Table 2. ANOVA: the effect of colors on completion time, grouped by environment and task

Combined with Table 3 and LSD results, the differences between colors in the general environment and the harsh environment are both significant, and the difference is slightly larger when in the harsh environment. The multivariate analysis of variance (Table 5) also showed that the interaction of the color and environment had a significant effect on the completion time \((F=3.345, P<0.05)\).

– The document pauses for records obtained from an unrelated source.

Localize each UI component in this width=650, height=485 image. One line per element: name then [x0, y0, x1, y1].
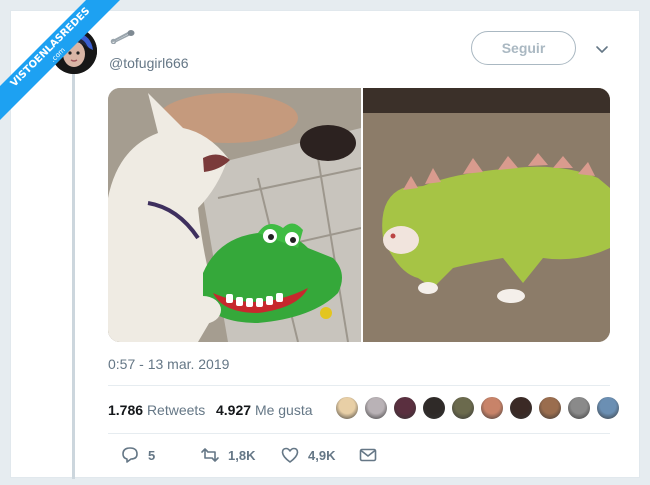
thread-line	[72, 69, 75, 479]
liker-avatar[interactable]	[451, 396, 475, 420]
reply-icon	[122, 447, 138, 463]
tweet-timestamp[interactable]: 0:57 - 13 mar. 2019	[108, 356, 229, 372]
tweet-media[interactable]	[108, 88, 610, 342]
reply-button[interactable]: 5	[120, 445, 155, 465]
liker-avatar[interactable]	[364, 396, 388, 420]
liker-avatar[interactable]	[509, 396, 533, 420]
media-image-left[interactable]	[108, 88, 361, 342]
direct-message-button[interactable]	[358, 445, 378, 465]
media-image-right[interactable]	[363, 88, 610, 342]
likes-label: Me gusta	[254, 402, 313, 418]
tweet-actions: 5 1,8K 4,9K	[108, 445, 610, 469]
liker-avatar[interactable]	[422, 396, 446, 420]
envelope-icon	[359, 448, 377, 462]
liker-avatar[interactable]	[480, 396, 504, 420]
heart-icon	[281, 447, 299, 463]
watermark-text: VISTOENLASREDES	[8, 5, 93, 90]
liker-avatar[interactable]	[538, 396, 562, 420]
liker-avatar[interactable]	[596, 396, 620, 420]
engagement-stats: 1.786 Retweets 4.927 Me gusta	[108, 385, 620, 434]
like-count: 4,9K	[308, 447, 336, 463]
retweets-label: Retweets	[146, 402, 206, 418]
retweet-button[interactable]: 1,8K	[200, 445, 255, 465]
watermark-ribbon: VISTOENLASREDES .com	[0, 0, 130, 130]
liker-avatar[interactable]	[567, 396, 591, 420]
like-button[interactable]: 4,9K	[280, 445, 335, 465]
cat-crocodile-photo	[108, 88, 361, 342]
watermark-sub: .com	[49, 46, 67, 64]
likes-stat[interactable]: 4.927 Me gusta	[216, 402, 313, 418]
retweets-stat[interactable]: 1.786 Retweets	[108, 402, 205, 418]
reply-count: 5	[148, 447, 156, 463]
chevron-down-icon[interactable]	[594, 41, 610, 57]
watermark: VISTOENLASREDES .com	[0, 0, 129, 126]
likes-count: 4.927	[216, 402, 252, 418]
retweet-count: 1,8K	[228, 447, 256, 463]
liker-avatar[interactable]	[393, 396, 417, 420]
liker-avatar[interactable]	[335, 396, 359, 420]
retweet-icon	[201, 448, 219, 462]
follow-button[interactable]: Seguir	[471, 31, 576, 65]
retweets-count: 1.786	[108, 402, 144, 418]
cat-dinosaur-photo	[363, 88, 610, 342]
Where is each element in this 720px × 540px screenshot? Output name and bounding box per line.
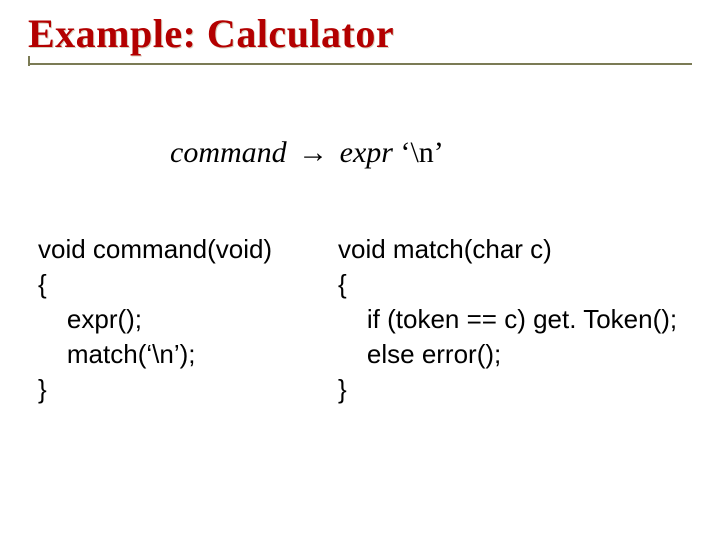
title-underline xyxy=(28,63,692,65)
arrow-icon: → xyxy=(294,136,332,169)
grammar-rhs-literal: ‘\n’ xyxy=(393,136,444,169)
grammar-lhs: command xyxy=(170,136,287,169)
grammar-rule: command → expr ‘\n’ xyxy=(170,136,444,170)
title-tick xyxy=(28,56,30,66)
grammar-rhs-ident: expr xyxy=(340,136,393,169)
slide-title: Example: Calculator xyxy=(28,10,692,63)
title-block: Example: Calculator xyxy=(28,10,692,65)
slide: Example: Calculator command → expr ‘\n’ … xyxy=(0,0,720,540)
code-block-right: void match(char c) { if (token == c) get… xyxy=(338,232,708,407)
title-underline-wrap xyxy=(28,63,692,65)
code-block-left: void command(void) { expr(); match(‘\n’)… xyxy=(38,232,338,407)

Table 3. ANOVA: The effect of colors on completion time, grouped by environment

Combined with Table 4 and the LSD results, the difference between colors was significant in Task 1 \((F=38.244, P<0.05)\), while the difference between Task 2 and Task 3 was not significant. The multivariate analysis of variance (Table 5) also showed that the interaction of color and task type had a significant effect on the completion time \((F=2.866, P<0.05)\).

Table 4. ANOVA: The effect of colors on completion time, grouped by task
Table 5. The multi-factor variance analysis of the influence of color, environment and task on completion time

4 Conclusion

Color Performance. For different tasks and different environments, color performance has a clear trend. As for the speed of recognition process and cognitive process, yellow and white performs considerably better than blue and green, and red is of medium performance. This indicates that. Both experiment 1 and 2 showed that the blue has the lowest performance in recognition and cognitive.

Impact of Color in Different Environments. The selection of color has less effect in the general environment than in harsh environment. When the environment worsened, people are more sensitive to color, and the differences between the performances of colors are magnified. This shows that in severe environments, the choice and application of color needs to be made with more caution.

Impact of Color on Different Task Modes. Color selection has a significant impact on the search task, but not on calculation and monitor tasks. A search task is a process of identification and matching which involves little processing, while the calculation and monitor tasks have longer information processing time, thus the effect of color is weakened. Therefore, when applying of principles of color selection, it is best to focus on recognition rather than cognition. Color selection should be designed with great effort for recognition tasks.